After summarizing the one satisfaction rule, the Court turned its attention on whether that rule precluded the plaintiff’s malpractice claims against Mercy. According to the Court, the answer to this question would depend on whether the settlement in the auto tort case compensated the plaintiff for all her injuries, including those related to the alleged malpractice at Mercy Hospital.

In the Court’s opinion, the records from the plaintiff’s auto tort case clearly indicated that her settlement with State Farm, in that case, covered all the post-accident injuries she was claiming in the malpractice case against Mercy. Specifically, the auto tort settlement compensated the plaintiff for injuries related to the botched PICC line insertion at issue in the case against Mercy. In fact, the plaintiff and her attorneys made a very clear point in the auto tort case that the PICC line incident was causally related to the auto accident and that plaintiff was also seeking damages for that. This led the Court to conclude that plaintiff’s settlement of the auto tort case covered the same injuries claimed in her malpractice case against Mercy. Therefore, the claims against Mercy were properly barred.

Notes and Comments

The case’s end result feels a bit unfair. The plaintiff in this case clearly sustained some very serious injuries because of a car accident that was not her fault. Even before the staff at Mercy botched her PICC line insertion, the plaintiff’s injuries were almost certainly worth several hundred thousand. The subsequent damage to her artery from the PICC line probably doubled the potential value of her case. Yet, in the end, she only gets $150,000 from State Farm and the at-fault driver.

Was a different litigation strategy warranted?  It is hard to say without knowing all the facts. What we know is that Plaintiff originally filed her auto tort case against State Farm a year before the reconstruction surgery and botched PICC line incident at Mercy.

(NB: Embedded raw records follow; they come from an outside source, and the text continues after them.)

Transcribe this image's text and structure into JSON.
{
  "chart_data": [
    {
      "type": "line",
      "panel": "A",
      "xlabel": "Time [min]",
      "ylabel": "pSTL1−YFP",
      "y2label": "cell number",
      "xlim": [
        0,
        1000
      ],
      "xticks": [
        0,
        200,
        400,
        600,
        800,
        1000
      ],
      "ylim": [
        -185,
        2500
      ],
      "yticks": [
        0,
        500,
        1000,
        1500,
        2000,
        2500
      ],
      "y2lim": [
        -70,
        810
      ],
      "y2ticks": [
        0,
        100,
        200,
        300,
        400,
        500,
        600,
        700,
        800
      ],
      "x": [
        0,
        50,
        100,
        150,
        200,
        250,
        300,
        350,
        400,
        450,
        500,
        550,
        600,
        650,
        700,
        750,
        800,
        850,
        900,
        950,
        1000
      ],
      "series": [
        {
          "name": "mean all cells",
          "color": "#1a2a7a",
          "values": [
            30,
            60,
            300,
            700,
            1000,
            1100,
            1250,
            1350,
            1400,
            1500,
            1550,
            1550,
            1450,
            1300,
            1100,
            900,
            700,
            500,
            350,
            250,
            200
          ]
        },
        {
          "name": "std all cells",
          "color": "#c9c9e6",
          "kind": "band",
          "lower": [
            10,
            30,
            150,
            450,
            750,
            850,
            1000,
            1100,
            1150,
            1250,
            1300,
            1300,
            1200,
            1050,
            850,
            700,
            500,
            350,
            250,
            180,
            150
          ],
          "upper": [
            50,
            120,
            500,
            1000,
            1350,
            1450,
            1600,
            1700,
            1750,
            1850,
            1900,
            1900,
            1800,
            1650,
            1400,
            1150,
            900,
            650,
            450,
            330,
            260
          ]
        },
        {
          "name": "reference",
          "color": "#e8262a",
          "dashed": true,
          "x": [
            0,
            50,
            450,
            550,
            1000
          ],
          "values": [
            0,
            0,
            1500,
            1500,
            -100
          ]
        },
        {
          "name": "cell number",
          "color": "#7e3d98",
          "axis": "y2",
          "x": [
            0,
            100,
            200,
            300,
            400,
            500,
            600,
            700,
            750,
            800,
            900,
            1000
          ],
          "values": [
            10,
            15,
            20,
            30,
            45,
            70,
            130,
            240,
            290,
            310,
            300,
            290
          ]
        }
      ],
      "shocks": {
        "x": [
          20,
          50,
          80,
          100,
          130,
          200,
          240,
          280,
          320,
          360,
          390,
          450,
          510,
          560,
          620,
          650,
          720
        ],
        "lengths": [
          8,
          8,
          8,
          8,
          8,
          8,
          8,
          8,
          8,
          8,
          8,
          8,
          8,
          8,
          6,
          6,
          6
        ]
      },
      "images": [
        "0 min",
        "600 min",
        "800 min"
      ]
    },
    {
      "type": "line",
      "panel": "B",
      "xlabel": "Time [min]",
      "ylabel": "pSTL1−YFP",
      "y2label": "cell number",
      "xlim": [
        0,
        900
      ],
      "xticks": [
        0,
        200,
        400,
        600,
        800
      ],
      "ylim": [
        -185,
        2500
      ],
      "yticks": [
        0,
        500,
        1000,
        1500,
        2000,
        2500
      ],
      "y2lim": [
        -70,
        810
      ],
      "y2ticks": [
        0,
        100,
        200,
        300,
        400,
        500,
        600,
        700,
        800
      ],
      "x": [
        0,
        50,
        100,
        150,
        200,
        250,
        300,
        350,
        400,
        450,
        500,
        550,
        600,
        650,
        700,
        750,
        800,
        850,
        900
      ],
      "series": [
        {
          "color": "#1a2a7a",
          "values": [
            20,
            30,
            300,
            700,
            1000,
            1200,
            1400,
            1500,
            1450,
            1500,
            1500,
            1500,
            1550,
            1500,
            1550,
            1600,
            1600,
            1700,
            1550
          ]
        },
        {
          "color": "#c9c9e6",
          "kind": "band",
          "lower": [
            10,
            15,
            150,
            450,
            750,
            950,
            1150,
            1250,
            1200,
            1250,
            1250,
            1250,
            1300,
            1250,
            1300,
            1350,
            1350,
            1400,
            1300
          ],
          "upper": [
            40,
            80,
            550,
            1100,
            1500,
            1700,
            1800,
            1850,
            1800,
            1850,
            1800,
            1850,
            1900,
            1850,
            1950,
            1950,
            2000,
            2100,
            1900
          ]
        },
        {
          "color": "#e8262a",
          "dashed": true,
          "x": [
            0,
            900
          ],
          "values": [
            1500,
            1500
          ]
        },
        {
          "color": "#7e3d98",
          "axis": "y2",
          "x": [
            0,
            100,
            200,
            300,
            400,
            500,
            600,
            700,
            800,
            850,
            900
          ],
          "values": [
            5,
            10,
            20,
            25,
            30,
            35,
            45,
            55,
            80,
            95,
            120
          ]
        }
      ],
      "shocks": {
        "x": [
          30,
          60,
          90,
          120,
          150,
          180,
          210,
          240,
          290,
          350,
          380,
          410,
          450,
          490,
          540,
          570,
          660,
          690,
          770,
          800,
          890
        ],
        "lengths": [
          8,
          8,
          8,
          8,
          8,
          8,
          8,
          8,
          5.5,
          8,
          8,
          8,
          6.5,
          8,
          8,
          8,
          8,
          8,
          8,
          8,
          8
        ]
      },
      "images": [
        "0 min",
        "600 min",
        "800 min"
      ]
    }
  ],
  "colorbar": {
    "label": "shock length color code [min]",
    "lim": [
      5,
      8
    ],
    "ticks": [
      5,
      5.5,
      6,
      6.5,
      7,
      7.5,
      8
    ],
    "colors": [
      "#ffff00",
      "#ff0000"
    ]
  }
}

At that point plaintiff’s counsel arguably could have attempted to limit the scope of the auto tort case only to the original accident-related damages.  Based on this opinion, it seems that would have made a difference.   It is really silly, and it defies common sense.  But that seems to be the law.

So if the Plaintiff’s injuries from the PICC line at Mercy had been clearly held out and separated from the auto tort case, it might have made a difference. This would have allowed the plaintiff to settle the auto tort case and still pursue her subsequent malpractice case against Mercy for injuries related to the PICC line. But instead of keeping the PICC line injuries separate and apart, the plaintiff’s counsel deliberately brought them in to apparently beef up their auto tort case. This decision ended up backfiring.

I don’t know who was the lawyer and I don’t know all the facts that went into his or her thinking.  Maybe it was the smartest move given the uncertainty of the scope of the injury or the weakness of the malpractice case.  Maybe the case was worth $25,000 without throwing in the PICC line issues.  Certainly, PICC line malpractice cases are few and far between for a reason — they are very tough claims.  But in this case, the decision to bundle all the claims at the doorstep of the crash was fatal to the subsequent malpractice claim.